The recent advances in IC technology have made it possible to implement systems with dozens or even hundreds of cores in a single chip. With such a large number of cores communicating with each other there is a strong pressure over the communication infrastructure to deliver high bandwidth, low latency, low power consumption and quality of service to guarantee real-time functionality. Networks-on-Chip are definitely becoming the only acceptable interconnection structure for today’s multiprocessor systems-on-chip (MPSoC). The first generation of NoC solutions considers a regular topology, typically a 2D mesh. Routers and network interfaces are mainly homogeneous so that they can be easily scaled up and modular design is facilitated. All advantages of a NoC infrastructure were proved with this first generation of NoC solutions. However, NoCs have a relative area and speed overhead.

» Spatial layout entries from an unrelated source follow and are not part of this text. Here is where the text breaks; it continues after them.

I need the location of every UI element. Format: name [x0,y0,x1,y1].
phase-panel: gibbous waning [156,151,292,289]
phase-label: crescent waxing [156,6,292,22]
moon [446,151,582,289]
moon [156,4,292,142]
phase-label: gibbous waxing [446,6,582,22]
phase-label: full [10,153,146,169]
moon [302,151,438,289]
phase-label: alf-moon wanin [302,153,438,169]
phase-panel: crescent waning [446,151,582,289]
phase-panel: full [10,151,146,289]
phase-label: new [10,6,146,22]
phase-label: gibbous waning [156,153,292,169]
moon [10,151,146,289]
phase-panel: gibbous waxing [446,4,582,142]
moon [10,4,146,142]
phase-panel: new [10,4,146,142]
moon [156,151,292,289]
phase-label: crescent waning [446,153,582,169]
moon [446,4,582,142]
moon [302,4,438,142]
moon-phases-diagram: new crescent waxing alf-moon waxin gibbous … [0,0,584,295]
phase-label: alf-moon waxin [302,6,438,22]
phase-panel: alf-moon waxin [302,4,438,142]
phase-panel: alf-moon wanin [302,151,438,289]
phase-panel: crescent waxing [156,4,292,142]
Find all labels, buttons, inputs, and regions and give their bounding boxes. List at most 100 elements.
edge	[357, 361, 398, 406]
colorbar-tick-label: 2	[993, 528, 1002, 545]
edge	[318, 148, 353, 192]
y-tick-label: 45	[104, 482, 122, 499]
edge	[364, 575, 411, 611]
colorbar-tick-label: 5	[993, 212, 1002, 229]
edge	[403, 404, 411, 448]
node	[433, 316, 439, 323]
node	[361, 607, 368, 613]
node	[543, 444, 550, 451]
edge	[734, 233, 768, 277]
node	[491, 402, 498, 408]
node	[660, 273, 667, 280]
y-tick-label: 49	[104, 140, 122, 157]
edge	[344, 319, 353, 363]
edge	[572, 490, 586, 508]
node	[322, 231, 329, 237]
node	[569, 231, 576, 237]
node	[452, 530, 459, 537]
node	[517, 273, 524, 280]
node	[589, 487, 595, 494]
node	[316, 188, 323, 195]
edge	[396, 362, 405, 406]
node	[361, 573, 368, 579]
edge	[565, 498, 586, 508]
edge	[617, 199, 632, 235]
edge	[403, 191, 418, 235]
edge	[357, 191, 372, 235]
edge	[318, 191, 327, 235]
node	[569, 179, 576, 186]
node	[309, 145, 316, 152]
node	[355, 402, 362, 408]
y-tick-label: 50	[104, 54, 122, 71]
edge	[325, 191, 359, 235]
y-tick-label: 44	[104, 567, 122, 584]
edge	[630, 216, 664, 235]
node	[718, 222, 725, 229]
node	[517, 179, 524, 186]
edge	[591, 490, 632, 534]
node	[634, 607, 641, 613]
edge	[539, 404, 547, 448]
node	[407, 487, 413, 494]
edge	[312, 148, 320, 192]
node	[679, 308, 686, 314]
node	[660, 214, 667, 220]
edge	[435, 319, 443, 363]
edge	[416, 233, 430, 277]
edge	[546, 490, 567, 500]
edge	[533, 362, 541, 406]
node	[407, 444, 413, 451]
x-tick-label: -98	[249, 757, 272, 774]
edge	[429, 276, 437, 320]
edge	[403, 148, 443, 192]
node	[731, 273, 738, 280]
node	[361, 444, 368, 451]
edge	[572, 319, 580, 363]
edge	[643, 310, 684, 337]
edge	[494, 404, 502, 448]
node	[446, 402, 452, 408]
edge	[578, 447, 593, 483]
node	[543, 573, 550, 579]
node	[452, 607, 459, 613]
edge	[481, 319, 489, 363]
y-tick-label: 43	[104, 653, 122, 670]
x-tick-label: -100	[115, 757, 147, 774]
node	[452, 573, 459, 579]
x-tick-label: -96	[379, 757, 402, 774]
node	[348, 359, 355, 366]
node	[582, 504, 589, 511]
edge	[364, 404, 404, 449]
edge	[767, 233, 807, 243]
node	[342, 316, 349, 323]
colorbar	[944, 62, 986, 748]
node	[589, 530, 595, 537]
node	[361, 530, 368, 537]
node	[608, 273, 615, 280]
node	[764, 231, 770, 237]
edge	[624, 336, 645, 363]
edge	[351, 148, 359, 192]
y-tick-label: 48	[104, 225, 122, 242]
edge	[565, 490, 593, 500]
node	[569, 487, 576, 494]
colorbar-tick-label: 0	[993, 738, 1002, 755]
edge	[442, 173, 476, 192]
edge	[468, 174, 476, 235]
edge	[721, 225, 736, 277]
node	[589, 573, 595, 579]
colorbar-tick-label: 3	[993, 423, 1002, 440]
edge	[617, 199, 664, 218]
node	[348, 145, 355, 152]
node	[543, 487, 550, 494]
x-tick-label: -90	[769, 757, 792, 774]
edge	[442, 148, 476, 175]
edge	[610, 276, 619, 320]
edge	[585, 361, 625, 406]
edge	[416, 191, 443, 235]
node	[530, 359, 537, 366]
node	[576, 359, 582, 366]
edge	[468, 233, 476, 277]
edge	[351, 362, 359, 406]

Application specific systems can benefit from heterogeneous communication infrastructures providing high bandwidth in a localized fashion where it is needed with improved area. The efficiency of both homogeneous and heterogeneous solutions can be improved if runtime changes are considered. Dynamically or runtime reconfigurable NoCs are the second generation of NoCs since they represent a new set of benefits in terms of area overhead, performance, power consumption, fault tolerance and quality of service compared to the previous generation where the architecture is decided at design time. This chapter discusses the static and runtime customization of routers and presents results with networks-on-chip with static and adaptive routers. Runtime adaptive techniques are analyzed and compared to each other in terms of area occupation and performance. The results and the discussion presented in this chapter show that dynamically adaptive routers are fundamental in the design of NoCs to satisfy the requirements of today’s systems-on-chip.
TopIntroduction
The increasing density of integrated circuits allows the implementation of systems-on-chip (SoC) with hundreds of homogeneous or heterogeneous processing and memory units. The communication between these units may become intensive requiring high bandwidth, low latency, quality of service to guarantee real-time functionality, and low power consumption. These requirements and constraints must be guaranteed by the communication infrastructure.
Traditional interconnection architectures, such as single buses or a hierarchy of buses, are no longer able to support the increasing interconnection complexity and the bandwidth demands of such platforms due to their poor scalability and shared bandwidth. The Network-on-Chip (NoC) communication structure has been introduced as a new interconnection paradigm able to integrate a significant number of IP cores while keeping a high communication bandwidth between them (Hemani et al., 2000; Dally & Towles, 2001).
Networks-on-Chip are becoming definitely the only acceptable interconnection structure for today’s multiprocessor systems-on-chip (MPSoC) for several reasons: (1) hundreds of IP cores can be “easily” integrated in a single device since NoC structures are scalable and do not have the problems associated with hierarchical bus structures which are usually irregular and harder to route; (2) lower design effort since a specific technological NoC solution can be easily scaled up, that is, designers do it once for each technology; (3) permits modular design with a hierarchy of communication layers that hide the inherent complexity of lower levels; and (4) robust designs can be achieved with fault tolerance using multi-paths for the same source-destination pair.
The first generation of NoC solutions considers regular topologies, typically 2D meshes under the assumption that the wires’ layout is well structured in such topologies. Routers and network interfaces between IP cores and routers are mainly homogeneous so that they can be easily scaled up and facilitate modular design. All advantages of a NoC infrastructure were proven with this first generation of NoC solutions.
However, soon, the designers started to be worried about the two main disadvantages associated with NoCs, namely, area and speed overhead. Routers of a NoC need space for buffers, routing tables, switching circuit and controllers. On the other side, direct bus connection is always faster than pipelined connections through one or more routers since these introduce latency due to packaging, routing, switching and buffering.
In a first attempt to consider area and latency in the design process, designers considered that regular NoC structures may probably be adequate for general-purpose computing where processing and data communication are relatively equally distributed among all processing units and traffic characteristics cannot be predicted at design time. But, many systems developed for a specific class of applications exhibit an intrinsic heterogeneous traffic behavior. Since routers introduce a relative area overhead and increase the average communication latency, considering a homogenous structure for a specific traffic scenario is definitely a waste of resources, a communication performance degradation and an excessive power consumption.
Application specific systems can benefit from heterogeneous communication infrastructures providing high bandwidth in a localized fashion where it is needed to eliminate bottlenecks (Benini & De Micheli, 2002), with sized communication resources to reduce area utilization, and low latency wherever this is a concern. More, a specific component of the infrastructure can be complemented with some capabilities to deal with, for example, quality of service.